Section Editor: Rupa Chanda, ESCAP Subregional Office for South and South-West Asia, India
Deputy Section Editor: Ashley Schram, Australian National University, Australia
The increasingly interconnected and interdependent global economy and the dynamic nature of trade across borders have important implications for health everywhere. Economic policies for the past four decades have largely embodied neoliberal agendas that are subject to increasing empirical, ethical, and theoretical scrutiny, with widely accepted concerns over their impact on inequality, poverty, and environmental damage. Economic integration and trade and investment liberalization are defining features of contemporary globalization, first creating, and now revamping, global supply chains, creating both health opportunities and risks. How trade and investment treaties impact health outcomes within and between countries continues to be politically and empirically debated. A related outcome of global market integration is the increased size and power of transnational corporations, where a few often dominate in different economic sectors, from food and drinks products, to banking and finance, to extractive industries, to health technologies including pharmaceuticals.
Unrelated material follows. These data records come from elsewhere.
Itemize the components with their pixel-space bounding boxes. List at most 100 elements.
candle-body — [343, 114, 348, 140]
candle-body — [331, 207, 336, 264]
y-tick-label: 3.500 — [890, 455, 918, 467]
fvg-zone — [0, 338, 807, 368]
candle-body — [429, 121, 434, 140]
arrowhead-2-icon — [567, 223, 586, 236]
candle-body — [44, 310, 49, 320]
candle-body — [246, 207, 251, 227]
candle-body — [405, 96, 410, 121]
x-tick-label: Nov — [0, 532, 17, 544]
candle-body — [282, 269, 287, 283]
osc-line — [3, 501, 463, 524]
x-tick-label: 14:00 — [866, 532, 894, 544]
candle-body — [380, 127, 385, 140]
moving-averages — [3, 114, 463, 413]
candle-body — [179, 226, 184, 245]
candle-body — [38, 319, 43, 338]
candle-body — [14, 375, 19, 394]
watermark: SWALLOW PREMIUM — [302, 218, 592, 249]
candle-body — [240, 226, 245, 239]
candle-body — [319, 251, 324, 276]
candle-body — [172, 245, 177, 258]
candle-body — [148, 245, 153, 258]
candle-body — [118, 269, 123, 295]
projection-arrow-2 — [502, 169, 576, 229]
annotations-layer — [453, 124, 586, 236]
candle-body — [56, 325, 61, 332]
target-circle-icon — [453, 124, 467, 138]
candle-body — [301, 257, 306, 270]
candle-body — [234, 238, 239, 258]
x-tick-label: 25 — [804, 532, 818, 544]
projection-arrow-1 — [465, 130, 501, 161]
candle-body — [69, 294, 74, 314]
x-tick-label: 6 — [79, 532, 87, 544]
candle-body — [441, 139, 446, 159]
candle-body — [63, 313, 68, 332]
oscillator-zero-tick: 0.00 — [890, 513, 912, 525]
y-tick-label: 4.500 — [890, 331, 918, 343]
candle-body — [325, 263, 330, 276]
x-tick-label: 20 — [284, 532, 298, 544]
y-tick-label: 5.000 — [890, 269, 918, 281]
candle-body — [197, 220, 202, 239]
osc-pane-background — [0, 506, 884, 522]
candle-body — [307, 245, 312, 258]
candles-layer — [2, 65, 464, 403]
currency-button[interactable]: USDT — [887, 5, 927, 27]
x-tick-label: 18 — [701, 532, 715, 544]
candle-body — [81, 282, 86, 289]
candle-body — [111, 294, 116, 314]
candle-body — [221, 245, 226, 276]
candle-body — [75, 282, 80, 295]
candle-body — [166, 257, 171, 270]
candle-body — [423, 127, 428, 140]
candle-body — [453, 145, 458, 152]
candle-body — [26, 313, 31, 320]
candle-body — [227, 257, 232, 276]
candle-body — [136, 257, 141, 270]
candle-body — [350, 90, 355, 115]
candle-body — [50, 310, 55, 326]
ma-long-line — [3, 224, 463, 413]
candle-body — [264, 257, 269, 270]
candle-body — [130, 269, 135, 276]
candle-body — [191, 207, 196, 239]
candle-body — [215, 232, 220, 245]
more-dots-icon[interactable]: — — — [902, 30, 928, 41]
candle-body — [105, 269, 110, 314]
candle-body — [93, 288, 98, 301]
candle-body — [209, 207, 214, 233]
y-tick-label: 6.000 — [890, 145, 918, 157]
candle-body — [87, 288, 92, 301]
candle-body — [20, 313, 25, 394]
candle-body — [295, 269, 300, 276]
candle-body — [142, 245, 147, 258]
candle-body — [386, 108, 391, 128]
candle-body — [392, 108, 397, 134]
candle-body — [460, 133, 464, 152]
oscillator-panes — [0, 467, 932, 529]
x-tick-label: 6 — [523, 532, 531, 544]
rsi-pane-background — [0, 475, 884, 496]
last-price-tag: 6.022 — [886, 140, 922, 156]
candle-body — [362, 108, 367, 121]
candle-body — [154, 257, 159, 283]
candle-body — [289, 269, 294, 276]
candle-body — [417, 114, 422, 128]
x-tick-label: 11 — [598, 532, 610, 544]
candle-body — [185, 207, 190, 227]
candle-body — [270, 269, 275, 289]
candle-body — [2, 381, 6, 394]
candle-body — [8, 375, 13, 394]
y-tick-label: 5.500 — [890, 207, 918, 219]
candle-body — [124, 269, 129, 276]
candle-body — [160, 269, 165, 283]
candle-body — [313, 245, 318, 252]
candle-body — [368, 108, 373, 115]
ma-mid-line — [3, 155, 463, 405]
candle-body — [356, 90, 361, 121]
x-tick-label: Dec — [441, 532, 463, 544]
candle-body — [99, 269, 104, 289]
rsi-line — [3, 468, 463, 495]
Of particular concern is the rise in noncommunicable diseases (NCDs), ‘vectors’ (social/societal determinants) for which include such globalization-related pathways as trade (and trade treaties), foreign investment (and investment treaties), and economic growth and urbanization associated with global economic integration. These ‘commercial (or corporate) determinants of health’ describe the policies and practices of private actors engaged in the production and marketing of unhealthy commodities (tobacco, alcohol, ultra-processed foods and beverages), or in extractive industries that create health damaging environmental impacts.
Papers submitted under this section will explore these economic and trade-related health topics, and provide research, commentary, and discussion needed to inform future health-equity-enhancing macroeconomic policies and trade and investment rules. The papers will also explore the related power and influence on health exerted by the policies and practices of multinational and transnational corporations.